Many of these bills are already being challenged by Big Tech lobbyists, activists, and other groups. They will argue that enforcement is extremely onerous, and in some cases even technically impossible. For example, all this legislation depends on verifying the ages of users online, which is hugely difficult and presents new privacy risks. Do we really want to provide driver’s license information to Meta, for example?
The laws also expose the lack of federal protections for everyone’s security, privacy, and freedoms online, regardless of age, says Bailey Sanchez, policy counsel at the Future of Privacy Forum, another DC-based think tank. (Current federal laws prohibit websites from collecting data on users under the age of 13.)
“Someday that 17-year-old is going to turn 18, and unless they’re in a handful of states, there is no privacy law that applies to them,” she says.
What I am reading this week
- It was a big week in layoffs for tech and media, with Disney, Meta, and Insider each cutting thousands of jobs. A few months ago, Derek Thompson wrote a nice explainer in the Atlantic about why these cutbacks are happening: it’s likely the result of a combination of factors related to the post-pandemic economy, a slowdown in advertising, and overhiring.
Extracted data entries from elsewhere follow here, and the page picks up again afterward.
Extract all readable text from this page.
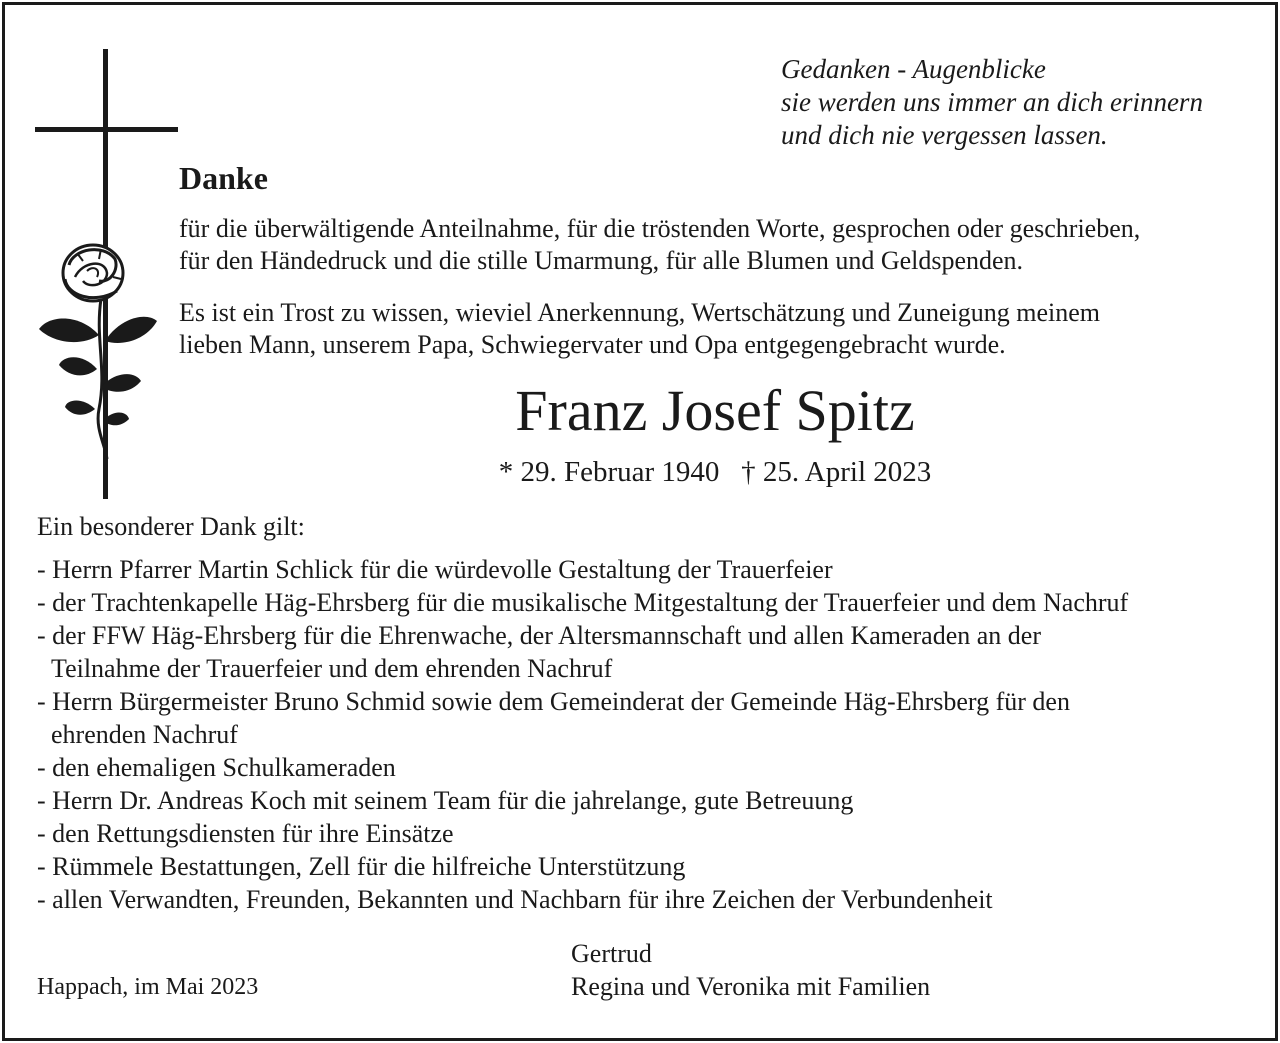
Gedanken - Augenblicke
sie werden uns immer an dich erinnern
und dich nie vergessen lassen.
Danke
für die überwältigende Anteilnahme, für die tröstenden Worte, gesprochen oder geschrieben,
für den Händedruck und die stille Umarmung, für alle Blumen und Geldspenden.
Es ist ein Trost zu wissen, wieviel Anerkennung, Wertschätzung und Zuneigung meinem
lieben Mann, unserem Papa, Schwiegervater und Opa entgegengebracht wurde.
Franz Josef Spitz
* 29. Februar 1940   † 25. April 2023
Ein besonderer Dank gilt:
- Herrn Pfarrer Martin Schlick für die würdevolle Gestaltung der Trauerfeier
- der Trachtenkapelle Häg-Ehrsberg für die musikalische Mitgestaltung der Trauerfeier und dem Nachruf
- der FFW Häg-Ehrsberg für die Ehrenwache, der Altersmannschaft und allen Kameraden an der
Teilnahme der Trauerfeier und dem ehrenden Nachruf
- Herrn Bürgermeister Bruno Schmid sowie dem Gemeinderat der Gemeinde Häg-Ehrsberg für den
ehrenden Nachruf
- den ehemaligen Schulkameraden
- Herrn Dr. Andreas Koch mit seinem Team für die jahrelange, gute Betreuung
- den Rettungsdiensten für ihre Einsätze
- Rümmele Bestattungen, Zell für die hilfreiche Unterstützung
- allen Verwandten, Freunden, Bekannten und Nachbarn für ihre Zeichen der Verbundenheit
Happach, im Mai 2023
Gertrud
Regina und Veronika mit Familien
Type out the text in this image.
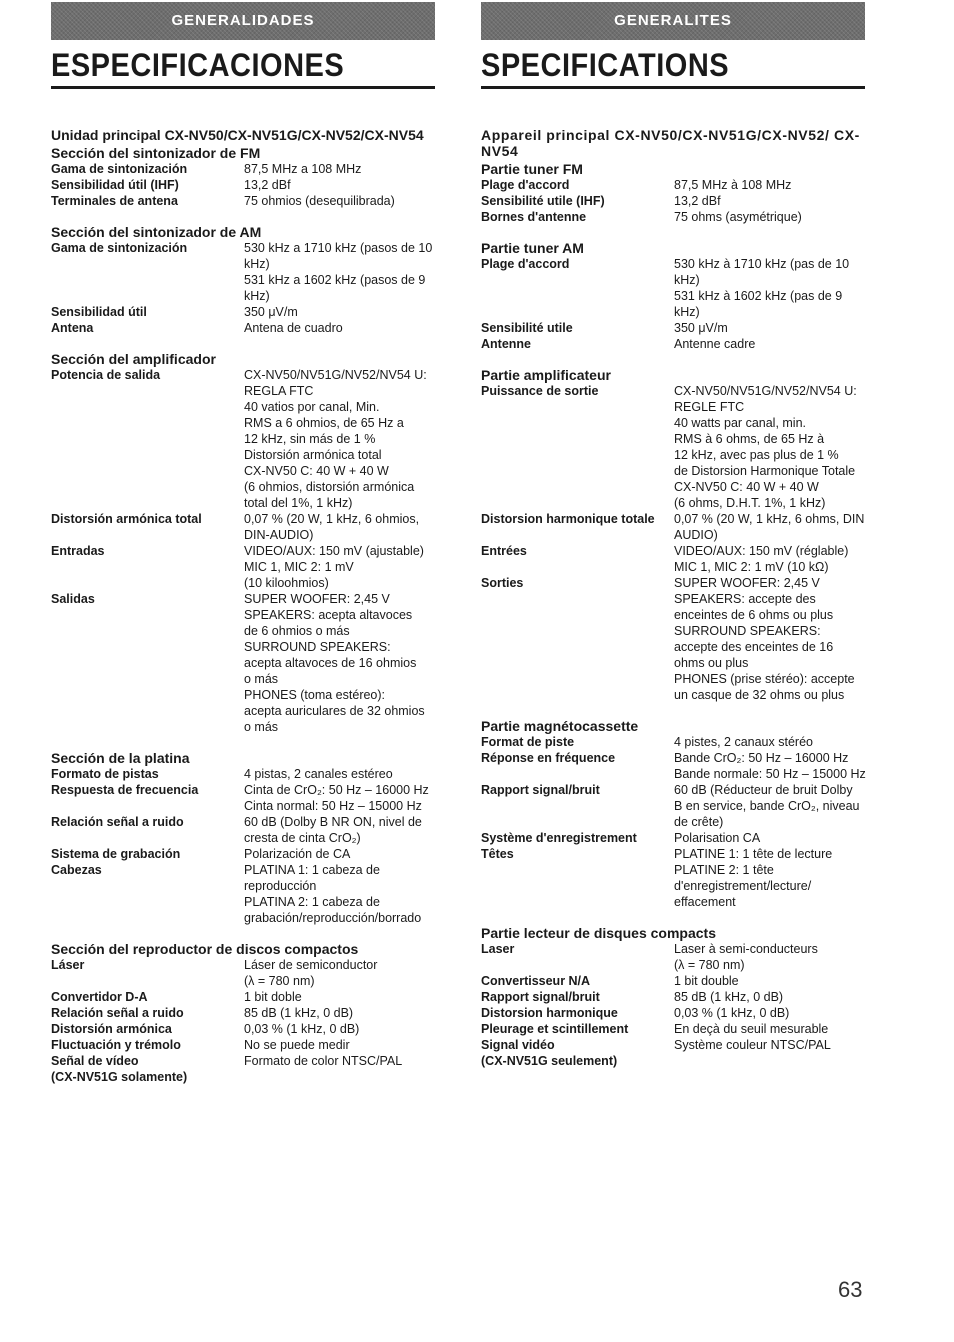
GENERALIDADES
ESPECIFICACIONES
Unidad principal CX-NV50/CX-NV51G/CX-NV52/CX-NV54
Sección del sintonizador de FM
Gama de sintonización	87,5 MHz a 108 MHz
Sensibilidad útil (IHF)	13,2 dBf
Terminales de antena	75 ohmios (desequilibrada)
Sección del sintonizador de AM
Gama de sintonización	530 kHz a 1710 kHz (pasos de 10
kHz)
531 kHz a 1602 kHz (pasos de 9
kHz)
Sensibilidad útil	350 μV/m
Antena	Antena de cuadro
Sección del amplificador
Potencia de salida	CX-NV50/NV51G/NV52/NV54 U:
REGLA FTC
40 vatios por canal, Min.
RMS a 6 ohmios, de 65 Hz a
12 kHz, sin más de 1 %
Distorsión armónica total
CX-NV50 C: 40 W + 40 W
(6 ohmios, distorsión armónica
total del 1%, 1 kHz)
Distorsión armónica total	0,07 % (20 W, 1 kHz, 6 ohmios,
DIN-AUDIO)
Entradas	VIDEO/AUX: 150 mV (ajustable)
MIC 1, MIC 2: 1 mV
(10 kiloohmios)
Salidas	SUPER WOOFER: 2,45 V
SPEAKERS: acepta altavoces
de 6 ohmios o más
SURROUND SPEAKERS:
acepta altavoces de 16 ohmios
o más
PHONES (toma estéreo):
acepta auriculares de 32 ohmios
o más
Sección de la platina
Formato de pistas	4 pistas, 2 canales estéreo
Respuesta de frecuencia	Cinta de CrO₂: 50 Hz – 16000 Hz
Cinta normal: 50 Hz – 15000 Hz
Relación señal a ruido	60 dB (Dolby B NR ON, nivel de
cresta de cinta CrO₂)
Sistema de grabación	Polarización de CA
Cabezas	PLATINA 1: 1 cabeza de
reproducción
PLATINA 2: 1 cabeza de
grabación/reproducción/borrado
Sección del reproductor de discos compactos
Láser	Láser de semiconductor
(λ = 780 nm)
Convertidor D-A	1 bit doble
Relación señal a ruido	85 dB (1 kHz, 0 dB)
Distorsión armónica	0,03 % (1 kHz, 0 dB)
Fluctuación y trémolo	No se puede medir
Señal de vídeo	Formato de color NTSC/PAL
(CX-NV51G solamente)
GENERALITES
SPECIFICATIONS
Appareil principal CX-NV50/CX-NV51G/CX-NV52/ CX-NV54
Partie tuner FM
Plage d'accord	87,5 MHz à 108 MHz
Sensibilité utile (IHF)	13,2 dBf
Bornes d'antenne	75 ohms (asymétrique)
Partie tuner AM
Plage d'accord	530 kHz à 1710 kHz (pas de 10
kHz)
531 kHz à 1602 kHz (pas de 9
kHz)
Sensibilité utile	350 μV/m
Antenne	Antenne cadre
Partie amplificateur
Puissance de sortie	CX-NV50/NV51G/NV52/NV54 U:
REGLE FTC
40 watts par canal, min.
RMS à 6 ohms, de 65 Hz à
12 kHz, avec pas plus de 1 %
de Distorsion Harmonique Totale
CX-NV50 C: 40 W + 40 W
(6 ohms, D.H.T. 1%, 1 kHz)
Distorsion harmonique totale	0,07 % (20 W, 1 kHz, 6 ohms, DIN
AUDIO)
Entrées	VIDEO/AUX: 150 mV (réglable)
MIC 1, MIC 2: 1 mV (10 kΩ)
Sorties	SUPER WOOFER: 2,45 V
SPEAKERS: accepte des
enceintes de 6 ohms ou plus
SURROUND SPEAKERS:
accepte des enceintes de 16
ohms ou plus
PHONES (prise stéréo): accepte
un casque de 32 ohms ou plus
Partie magnétocassette
Format de piste	4 pistes, 2 canaux stéréo
Réponse en fréquence	Bande CrO₂: 50 Hz – 16000 Hz
Bande normale: 50 Hz – 15000 Hz
Rapport signal/bruit	60 dB (Réducteur de bruit Dolby
B en service, bande CrO₂, niveau
de crête)
Système d'enregistrement	Polarisation CA
Têtes	PLATINE 1: 1 tête de lecture
PLATINE 2: 1 tête
d'enregistrement/lecture/
effacement
Partie lecteur de disques compacts
Laser	Laser à semi-conducteurs
(λ = 780 nm)
Convertisseur N/A	1 bit double
Rapport signal/bruit	85 dB (1 kHz, 0 dB)
Distorsion harmonique	0,03 % (1 kHz, 0 dB)
Pleurage et scintillement	En deçà du seuil mesurable
Signal vidéo	Système couleur NTSC/PAL
(CX-NV51G seulement)
63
- ChatGPT could be banned in the EU over the way it was trained on people’s personal data. My colleague Melissa Heikkilä wrote a great piece explaining why OpenAI is going to struggle to resolve the situation. As governments seek to address the onslaught of generative AI products, some officials are even calling for the identification of developers.
- Apple’s been accused of stealing ideas from smaller companies under the guise of a future partnership, reports Aaron Tilley of the Wall Street Journal in this meaty feature.
- Sadly, BuzzFeed News was shuttered on April 20 after over 10 years as one of the most influential outlets reporting on the internet and politics. Here’s a lovely letter that Charlie Warzel wrote in the Atlantic about the end of the BuzzFeed era of the internet.
What I learned this week
Slacktivism—low-effort participation in politics online—gets a bad rap. But it might not be all that fruitless, according to a new study from Linnaeus University in Sweden. The research examined which factors cause someone to sign an online petition. It found that sharing information on social media, even casually, was the most important recruitment channel for new signatories. “Even if some people, who share political information on the Internet, don’t engage in traditional political activities (such as petition signing), simply by retweeting, they serve as the recruiters into these activities,” the authors wrote. So perhaps all your posting about climate change really is making a bit of a difference.